This is the Wall Street Bull. The underlying statue is itself a work of guerrilla street art as artist, Arturo Di Modica placed him in the centre of New York's financial district without permission in 1987. Zoom ahead 23 years and you have New York yarn artist, Olek, doing her bit to add some colour to the financial district on a cold December night. Isn't he beautiful? I remember when I first saw this picture I was awestruck at the perfection of the fit, especially around all those fine curves of the feet and the horns. How could anyone possibly accomplish such precision...in secret, no less?
Then I watched the video of the assembly which took place this past Christmas Eve in the middle of the night in 20 F weather. (One must suffer for one's art). What struck me was that although art may look perfect at the end, it's creation involves a series of adaptations, decisions, reworkings, evaluations to achieve that illusion.
Here are some of the things that I love about her process - in relation to the work of those who have learned to improve their knitting skills with me:
-The artist was obviously well prepared in that she had all the pieces that she knew that she would need to cover every square inch of the bull, but from the way she has to tug and pull to make it fit, she proves that she is able to work with what she has, even if it isn't perfect to begin with.
-She isn't shy about sharing her work and her adaptations with the passers-by, even if it means that they see it as a work-in-progress .
-She takes huge delight in her work, especially when it's completed. We should all feel like doing a little "Rocky" victory dance at the end of a big job, knitting or any other task.
I have some issues with perfectionism myself. I think that I just don't have the make up to even pretend that anything that I do can possibly be perfect so I'm absolved of even trying.
Last week I was listening to the radio while working on my latest rug hooking project and heard Dr Brene Brown speaking about her book: "The Gifts of Imperfection" and felt so relieved that I no longer needed to feel guilty because I wasn't prepared to tear out an entire flower because one section wasn't exactly as I planned it, or rip back the entire sleeve of a sweater because I saw a mistaken in the crossed cable near a cuff.
That being said, like Olek, I have learned that in order to maintain the quality of my work, I better develop the skills that I need to deal with the errors and issues that might arise that keep the work from being the best it can be. So over the years I have learned how to use sewing thread to camouflage small inconsistencies in tension; I have added bands of knitting on both sides of a sweater under the arms to give it a bit more room if it's too small; I have removed ribbed bands and worked down to lengthen a garment; I've knit the back a smaller size than the front of a sweater in order to give more ease for those of us who might need it in the front and have "fudged" or eased the armholes to make them work together. And most importantly, I have learned, as Olek knows, that a good tug, especially when doing the final blocking of a piece can make a world of difference.
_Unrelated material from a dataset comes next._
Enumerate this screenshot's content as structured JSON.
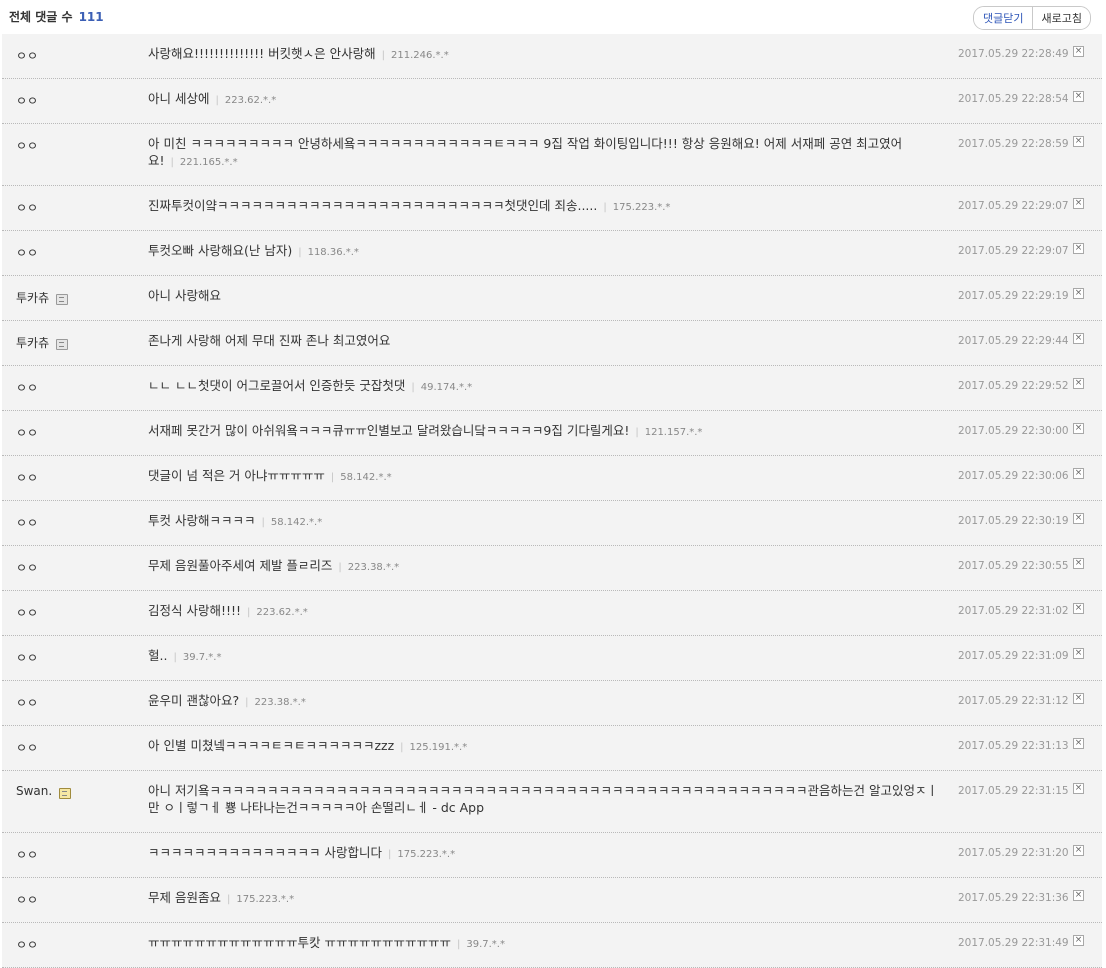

All of these tricks and the confidence to use them have come to me over 40 years of knitting and being too lazy or practical to start over. When a class member comes upon a major stumbling block in her project, I will offer possibilities...some based on the "do it over" model, others based on my more random attitude towards fixing the problem. I totally respect that some people would abhor the concept of a mistwisted cable in their garment but I also appreciate when product and process find a good happy medium and can coexist without making the knitter a slave to either one.